Beth turned toward him slowly. She didn't snap at him and her eyes showed only the barest sign of the anger Kyle knew he'd evoked. "All things considered, Ellen's probably managing better than I might have."

He tried to force himself to wait. There was more. He thought he knew what it was, but he'd let her tell him. Let her speak her own words. For a change.

She crossed her arms and leaned back against the kitchen counter. "But I am worried. She's-"

"It looks like they increased her dosage."

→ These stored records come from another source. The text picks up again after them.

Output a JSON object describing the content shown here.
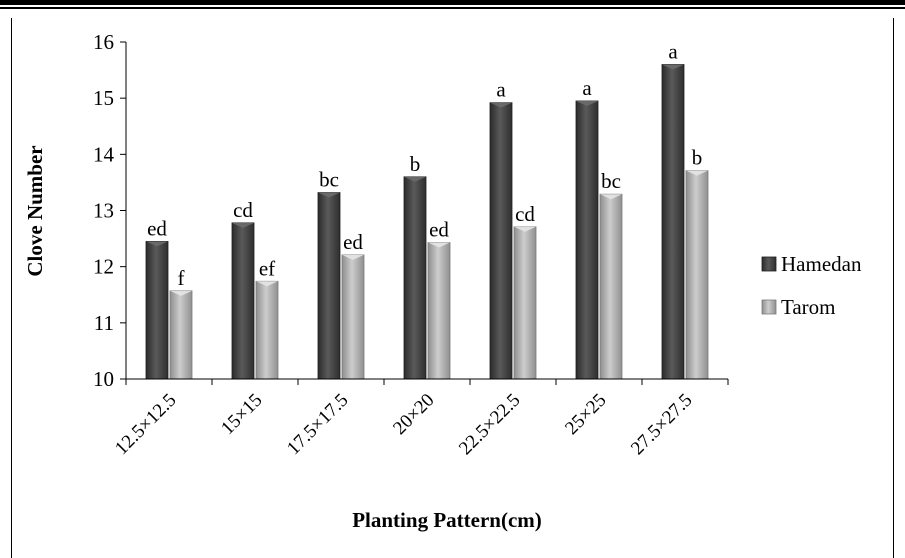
{
  "chart_data": {
    "type": "bar",
    "xlabel": "Planting Pattern(cm)",
    "ylabel": "Clove Number",
    "ylim": [
      10,
      16
    ],
    "yticks": [
      "10",
      "11",
      "12",
      "13",
      "14",
      "15",
      "16"
    ],
    "categories": [
      "12.5×12.5",
      "15×15",
      "17.5×17.5",
      "20×20",
      "22.5×22.5",
      "25×25",
      "27.5×27.5"
    ],
    "series": [
      {
        "name": "Hamedan",
        "color": "#3a3a3a",
        "values": [
          12.45,
          12.78,
          13.32,
          13.6,
          14.92,
          14.95,
          15.6
        ],
        "labels": [
          "ed",
          "cd",
          "bc",
          "b",
          "a",
          "a",
          "a"
        ]
      },
      {
        "name": "Tarom",
        "color": "#a6a6a6",
        "values": [
          11.57,
          11.74,
          12.21,
          12.43,
          12.71,
          13.29,
          13.71
        ],
        "labels": [
          "f",
          "ef",
          "ed",
          "ed",
          "cd",
          "bc",
          "b"
        ]
      }
    ],
    "legend_position": "right",
    "grid": false
  }
}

Bern nodded. "I don't think she's taking it, though."

"She left the bottle here."

"Exactly. And I think she's started meeting with some of the people from her group. She says she needs someone to talk to."

That didn't surprise Kyle. "The conditioning she was subjected to is hard to erase. The drugs should reduce most of it, but if she's stopped taking them"

"I don't understand why she won't talk to me," Beth said, her anger turning to pain. "I've told her to stop by or call anytime. But instead she sneaks off"

Kyle took a step toward her and gently laid one hand on her shoulder. Beth didn't look up. "She goes to them because-right or wrong-she thinks there's no one else who understands. You read that report I had sent to you. That's exactly the kind of dependence the Universal Brotherhood tried to create in people to keep them vulnerable and believing the Brotherhood was their one and only hope.